A popular noodle dish originating from the Northern region of the Kingdom, khanohm jeen naam ngiaao (ขนมจีนน้ำเงี้ยว) is characterized by its light – yet profound – multi-layered broth. This hearty broth includes an assortment of proteins braised with the dried pollens of cotton tree flowers, and Northern Thai sour cherry tomatoes (มะเขือส้ม); the tomatoes infuse the broth with a subtle tartness that refreshes a full-bodied profile comprising a multitude of fermented ingredients.
The naam ngiaao broth is served over fermented rice noodles and features minced pork, and braised baby back pork ribs with their tender meat clinging to the bone. As well, there are succulent, slow-cooked whole chicken feet, and cubes of slightly bouncy, mauve-hued chicken blood cakes. Served alongside the soup are various toppings, which can include shredded cabbage, bean sprouts, chopped coriander leaves, and spring onions, while dark red chili oil and glossy, charred-fried dried bird’s eye chilies offer a fiery intensity dialed up to your preferred spiciness. In addition, I like to add wok-smoked sour cherry tomatoes and broom-like, crispy-fried dried cotton tree pollen for a surprising textural contrast.

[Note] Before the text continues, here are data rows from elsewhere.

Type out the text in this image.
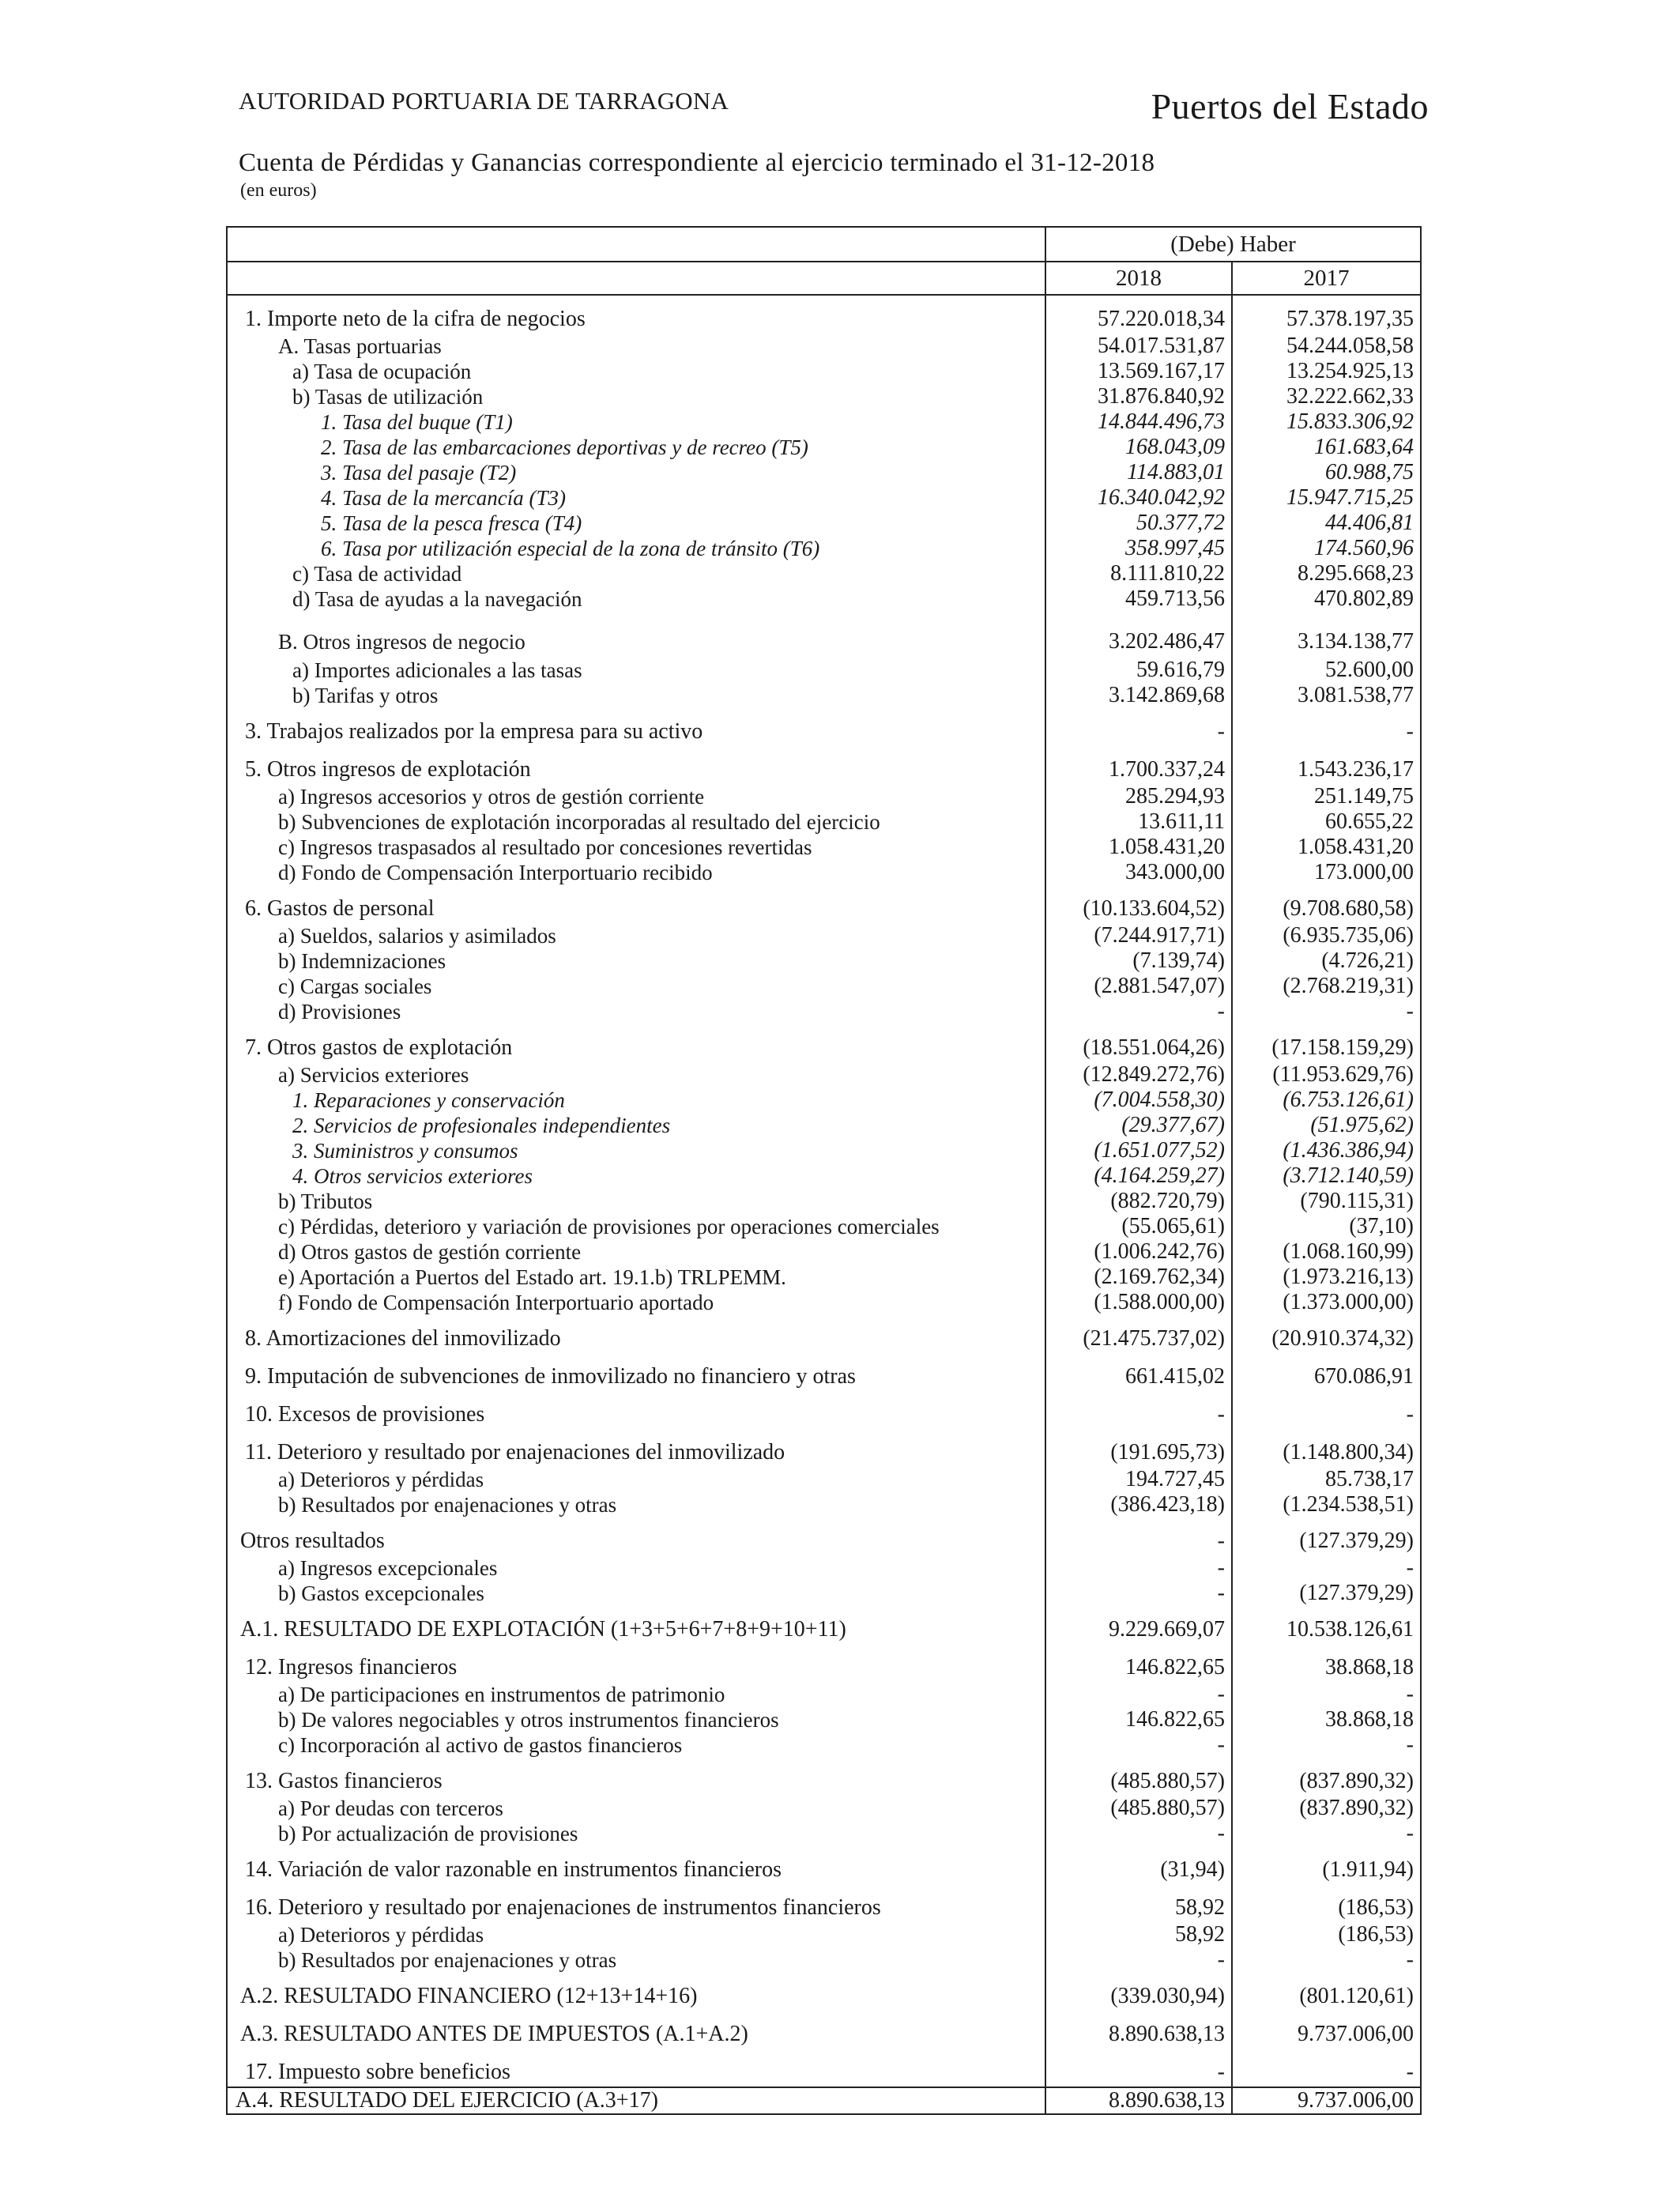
AUTORIDAD PORTUARIA DE TARRAGONA	Puertos del Estado
Cuenta de Pérdidas y Ganancias correspondiente al ejercicio terminado el 31-12-2018
(en euros)
	(Debe) Haber	
	2018	2017
1. Importe neto de la cifra de negocios	57.220.018,34	57.378.197,35
A. Tasas portuarias	54.017.531,87	54.244.058,58
a) Tasa de ocupación	13.569.167,17	13.254.925,13
b) Tasas de utilización	31.876.840,92	32.222.662,33
1. Tasa del buque (T1)	14.844.496,73	15.833.306,92
2. Tasa de las embarcaciones deportivas y de recreo (T5)	168.043,09	161.683,64
3. Tasa del pasaje (T2)	114.883,01	60.988,75
4. Tasa de la mercancía (T3)	16.340.042,92	15.947.715,25
5. Tasa de la pesca fresca (T4)	50.377,72	44.406,81
6. Tasa por utilización especial de la zona de tránsito (T6)	358.997,45	174.560,96
c) Tasa de actividad	8.111.810,22	8.295.668,23
d) Tasa de ayudas a la navegación	459.713,56	470.802,89
B. Otros ingresos de negocio	3.202.486,47	3.134.138,77
a) Importes adicionales a las tasas	59.616,79	52.600,00
b) Tarifas y otros	3.142.869,68	3.081.538,77
3. Trabajos realizados por la empresa para su activo	-	-
5. Otros ingresos de explotación	1.700.337,24	1.543.236,17
a) Ingresos accesorios y otros de gestión corriente	285.294,93	251.149,75
b) Subvenciones de explotación incorporadas al resultado del ejercicio	13.611,11	60.655,22
c) Ingresos traspasados al resultado por concesiones revertidas	1.058.431,20	1.058.431,20
d) Fondo de Compensación Interportuario recibido	343.000,00	173.000,00
6. Gastos de personal	(10.133.604,52)	(9.708.680,58)
a) Sueldos, salarios y asimilados	(7.244.917,71)	(6.935.735,06)
b) Indemnizaciones	(7.139,74)	(4.726,21)
c) Cargas sociales	(2.881.547,07)	(2.768.219,31)
d) Provisiones	-	-
7. Otros gastos de explotación	(18.551.064,26)	(17.158.159,29)
a) Servicios exteriores	(12.849.272,76)	(11.953.629,76)
1. Reparaciones y conservación	(7.004.558,30)	(6.753.126,61)
2. Servicios de profesionales independientes	(29.377,67)	(51.975,62)
3. Suministros y consumos	(1.651.077,52)	(1.436.386,94)
4. Otros servicios exteriores	(4.164.259,27)	(3.712.140,59)
b) Tributos	(882.720,79)	(790.115,31)
c) Pérdidas, deterioro y variación de provisiones por operaciones comerciales	(55.065,61)	(37,10)
d) Otros gastos de gestión corriente	(1.006.242,76)	(1.068.160,99)
e) Aportación a Puertos del Estado art. 19.1.b) TRLPEMM.	(2.169.762,34)	(1.973.216,13)
f) Fondo de Compensación Interportuario aportado	(1.588.000,00)	(1.373.000,00)
8. Amortizaciones del inmovilizado	(21.475.737,02)	(20.910.374,32)
9. Imputación de subvenciones de inmovilizado no financiero y otras	661.415,02	670.086,91
10. Excesos de provisiones	-	-
11. Deterioro y resultado por enajenaciones del inmovilizado	(191.695,73)	(1.148.800,34)
a) Deterioros y pérdidas	194.727,45	85.738,17
b) Resultados por enajenaciones y otras	(386.423,18)	(1.234.538,51)
Otros resultados	-	(127.379,29)
a) Ingresos excepcionales	-	-
b) Gastos excepcionales	-	(127.379,29)
A.1. RESULTADO DE EXPLOTACIÓN (1+3+5+6+7+8+9+10+11)	9.229.669,07	10.538.126,61
12. Ingresos financieros	146.822,65	38.868,18
a) De participaciones en instrumentos de patrimonio	-	-
b) De valores negociables y otros instrumentos financieros	146.822,65	38.868,18
c) Incorporación al activo de gastos financieros	-	-
13. Gastos financieros	(485.880,57)	(837.890,32)
a) Por deudas con terceros	(485.880,57)	(837.890,32)
b) Por actualización de provisiones	-	-
14. Variación de valor razonable en instrumentos financieros	(31,94)	(1.911,94)
16. Deterioro y resultado por enajenaciones de instrumentos financieros	58,92	(186,53)
a) Deterioros y pérdidas	58,92	(186,53)
b) Resultados por enajenaciones y otras	-	-
A.2. RESULTADO FINANCIERO (12+13+14+16)	(339.030,94)	(801.120,61)
A.3. RESULTADO ANTES DE IMPUESTOS (A.1+A.2)	8.890.638,13	9.737.006,00
17. Impuesto sobre beneficios	-	-
A.4. RESULTADO DEL EJERCICIO (A.3+17)	8.890.638,13	9.737.006,00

Though the dish is often described as “Shan style”, the word ‘ngiao’ was a derogatory expression for the Shan people. As the disparaging – and outdated – label suggests, the recipe might reflect societal biases and prejudices; thus, at least from the culinary perspective, the ‘ngiao’ in the name of the dish may simply be a nod to the flavors or ingredients favored by The Shan, rather than a claim of authenticity – which could also explain why the dish is based on a Siamese curry paste.
It is also not clear how ‘ngiao’ came to be used as an impolite term for the Shan, as their upright posture is expresses respect and is nothing but graceful. The Shan people are an ethnic group who inhabit the Shan State in northeastern Myanmar as well as in Laos, in adjacent regions in China’s Yunnan province and in parts of Thailand’s eastern and northwestern provinces. Their religious faith predominantly aligns with Theravada Buddhism but is augmented by their distinctive spiritual beliefs and customs. Shan cuisine relies on fresh, seasonal herbs and vegetables, and favors rice, along with rice and wheat noodles, tofu, chickpea flour, and a range of fermented and pickled ingredients often prepared at the household level, such as kimchi-like pickled mustard greens with hooker chive roots (raak haawm chuu) (รากหอมชู), various fermented soy bean preparations (tua nao) (ถั่วเน่า), and fermented tea leaves, just to name a few.